Introduction
Axolotl is a free and open-source framework designed to streamline post-training and fine-tuning for modern LLMs. It offers a unified YAML configuration, extensive examples and end-to-end pipelines to simplify dataset preprocessing, fine-tuning, quantization and inference.
Key features
- Multi-model support (GPT-OSS, LLaMA, Mistral, Mixtral) and multimodal training.
- Multiple training methods: Full fine-tuning, LoRA, QLoRA, GPTQ, QAT, DPO/IPO and more.
- Performance and parallelism: Multipacking, Flash Attention, FSDP/DeepSpeed, Sequence/ND Parallelism.
Use cases
- Quickly stand up LLM fine-tuning pipelines and benchmarks.
- Large-scale fine-tuning, quantization and inference optimization across single-node multi-GPU and multi-node setups.
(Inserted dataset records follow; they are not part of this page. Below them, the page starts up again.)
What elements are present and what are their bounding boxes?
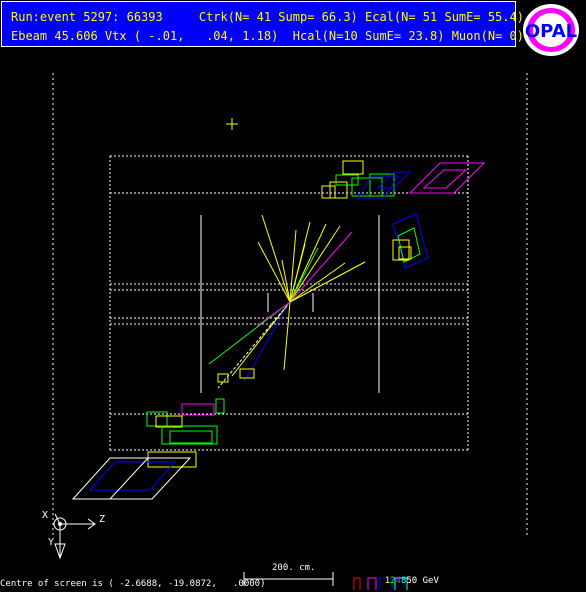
event-info-line-2: Ebeam 45.606 Vtx ( -.01, .04, 1.18) Hcal… — [11, 29, 524, 43]
centre-of-screen-readout: Centre of screen is ( -2.6688, -19.0872,… — [0, 579, 266, 589]
ecal-cluster-lower — [71, 403, 218, 500]
mid-clusters — [215, 368, 255, 414]
event-display-window: Run:event 5297: 66393 Ctrk(N= 41 Sump= 6… — [0, 0, 586, 592]
energy-scale-legend: 124850 GeV — [363, 566, 439, 592]
event-info-line-1: Run:event 5297: 66393 Ctrk(N= 41 Sump= 6… — [11, 10, 524, 24]
event-display-canvas — [52, 73, 528, 590]
cross-marker — [226, 118, 238, 130]
logo-text: OPAL — [525, 21, 577, 42]
event-info-panel: Run:event 5297: 66393 Ctrk(N= 41 Sump= 6… — [1, 1, 524, 47]
energy-scale-unit: 50 GeV — [406, 576, 439, 586]
axis-label-y: Y — [48, 537, 55, 548]
hcal-cluster-right — [392, 213, 429, 269]
ecal-cluster-upper — [321, 160, 486, 199]
axis-label-x: X — [42, 510, 49, 521]
opal-logo: OPAL — [523, 4, 579, 56]
axis-label-z: Z — [99, 514, 106, 525]
track-bundle — [208, 214, 366, 389]
axis-gizmo — [53, 513, 96, 560]
scale-label: 200. cm. — [272, 563, 316, 573]
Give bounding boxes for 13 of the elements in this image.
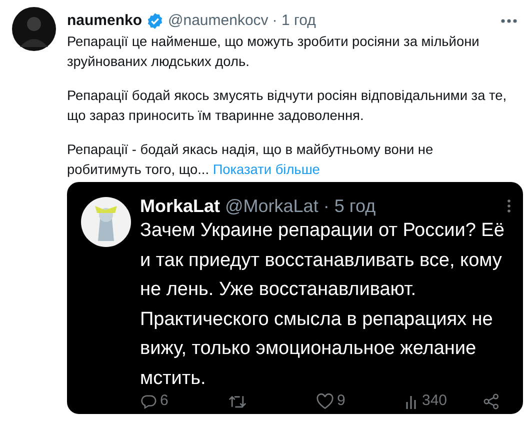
post-text: Зачем Украине репарации от России? Её и так приедут восстанавливать все, кому не лень. Уже восстанавливают. Практического смысла в репарациях не вижу, только эмоциональное желание мстить.: [140, 219, 506, 390]
count: 6: [160, 390, 168, 411]
post-text: Репарації бодай якось змусять відчути росіян відповідальними за те, що зараз приносить їм тваринне задоволення.: [67, 87, 507, 125]
author-name[interactable]: naumenko: [67, 10, 142, 32]
count: 340: [422, 390, 448, 411]
post-time[interactable]: · 1 год: [272, 10, 316, 32]
post-text: Репарації - бодай якась надія, що в майбутньому вони не робитимуть того, що... Показати більше: [67, 141, 434, 179]
author-handle[interactable]: @naumenkocv: [168, 10, 268, 32]
author-handle: @MorkaLat: [225, 194, 318, 218]
post-time: · 5 год: [323, 194, 376, 218]
author-name: MorkaLat: [140, 194, 220, 218]
post-text: Репарації це найменше, що можуть зробити росіяни за мільйони зруйнованих людських доль.: [67, 33, 480, 71]
count: 9: [337, 390, 346, 411]
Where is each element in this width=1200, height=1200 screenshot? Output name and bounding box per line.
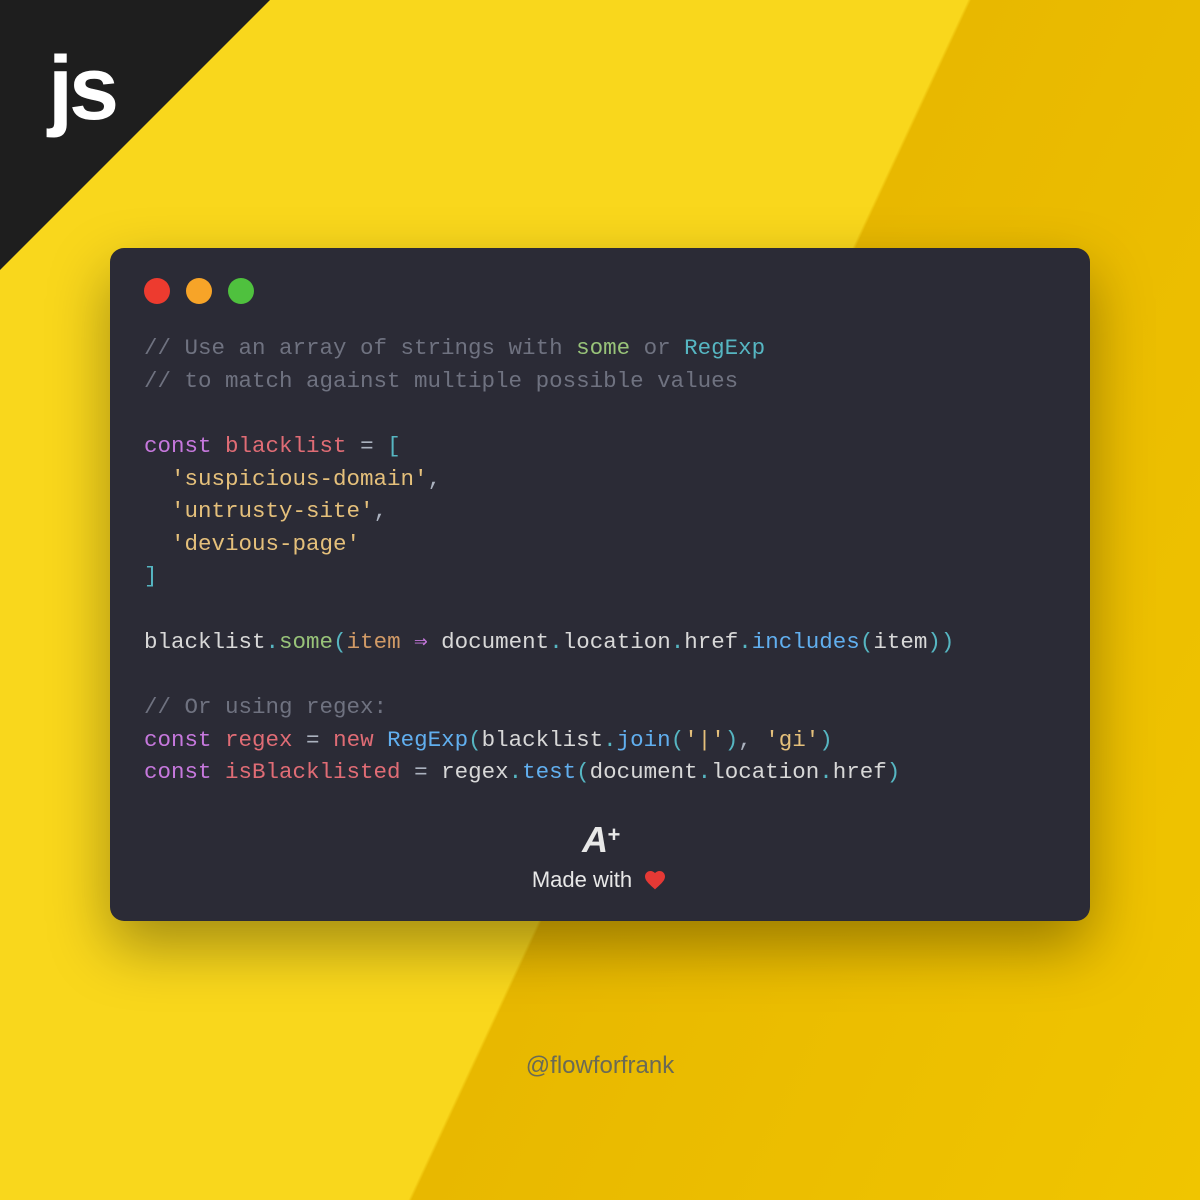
comment-text: // to match against multiple possible va… <box>144 368 738 394</box>
identifier: document <box>590 759 698 785</box>
close-icon[interactable] <box>144 278 170 304</box>
code-window: // Use an array of strings with some or … <box>110 248 1090 921</box>
identifier: document <box>441 629 549 655</box>
identifier: href <box>684 629 738 655</box>
comment-text: // Or using regex: <box>144 694 387 720</box>
arrow-operator: ⇒ <box>401 629 442 655</box>
keyword-const: const <box>144 433 212 459</box>
parameter: item <box>347 629 401 655</box>
aplus-a: A <box>582 819 606 861</box>
corner-triangle <box>0 0 270 270</box>
made-with-label: Made with <box>144 867 1056 893</box>
parameter: item <box>873 629 927 655</box>
comment-text: // Use an array of strings with <box>144 335 576 361</box>
operator: = <box>347 433 388 459</box>
keyword-new: new <box>333 727 374 753</box>
method-test: test <box>522 759 576 785</box>
keyword-some: some <box>576 335 630 361</box>
variable: blacklist <box>144 629 266 655</box>
punctuation: , <box>428 466 442 492</box>
punctuation: , <box>374 498 388 524</box>
aplus-logo: A+ <box>582 819 618 861</box>
maximize-icon[interactable] <box>228 278 254 304</box>
js-logo: js <box>48 38 115 141</box>
identifier: location <box>563 629 671 655</box>
variable: regex <box>441 759 509 785</box>
string-literal: '|' <box>684 727 725 753</box>
bracket: ] <box>144 563 158 589</box>
made-with-text: Made with <box>532 867 632 893</box>
operator: = <box>401 759 442 785</box>
aplus-plus: + <box>607 822 618 848</box>
code-block: // Use an array of strings with some or … <box>144 332 1056 789</box>
variable: blacklist <box>225 433 347 459</box>
keyword-regexp: RegExp <box>684 335 765 361</box>
operator: = <box>293 727 334 753</box>
method-includes: includes <box>752 629 860 655</box>
string-literal: 'untrusty-site' <box>171 498 374 524</box>
class-regexp: RegExp <box>387 727 468 753</box>
comment-text: or <box>630 335 684 361</box>
string-literal: 'gi' <box>765 727 819 753</box>
string-literal: 'suspicious-domain' <box>171 466 428 492</box>
method-join: join <box>617 727 671 753</box>
string-literal: 'devious-page' <box>171 531 360 557</box>
author-handle: @flowforfrank <box>0 1052 1200 1080</box>
variable: isBlacklisted <box>225 759 401 785</box>
window-traffic-lights <box>144 278 1056 304</box>
keyword-const: const <box>144 727 212 753</box>
identifier: location <box>711 759 819 785</box>
footer-badge: A+ Made with <box>144 819 1056 893</box>
punctuation: , <box>738 727 752 753</box>
method-some: some <box>279 629 333 655</box>
variable: blacklist <box>482 727 604 753</box>
minimize-icon[interactable] <box>186 278 212 304</box>
heart-icon <box>642 868 668 892</box>
identifier: href <box>833 759 887 785</box>
keyword-const: const <box>144 759 212 785</box>
variable: regex <box>225 727 293 753</box>
bracket: [ <box>387 433 401 459</box>
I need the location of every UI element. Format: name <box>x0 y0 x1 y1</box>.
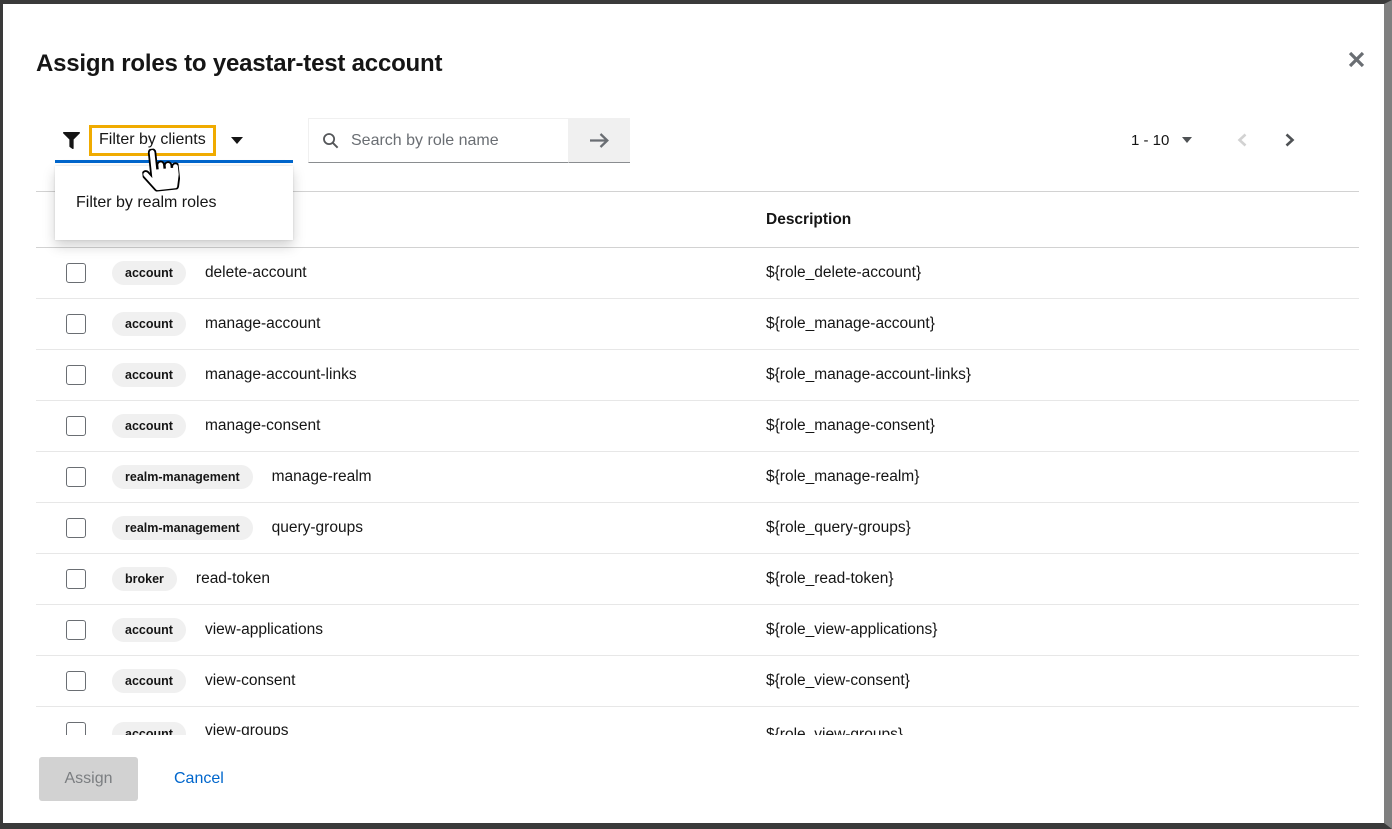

- Production-ready fine-tuning workflows deployable via Docker or PyPI packages.
Technical details
- Built on the PyTorch ecosystem and integrates acceleration libraries such as Flash Attention, Xformers and Liger Kernel.
- Provides extensive docs (including Colab examples) and supports loading datasets from Hugging Face, S3 and other sources.
- Licensed under Apache-2.0 with an active community and many contributors.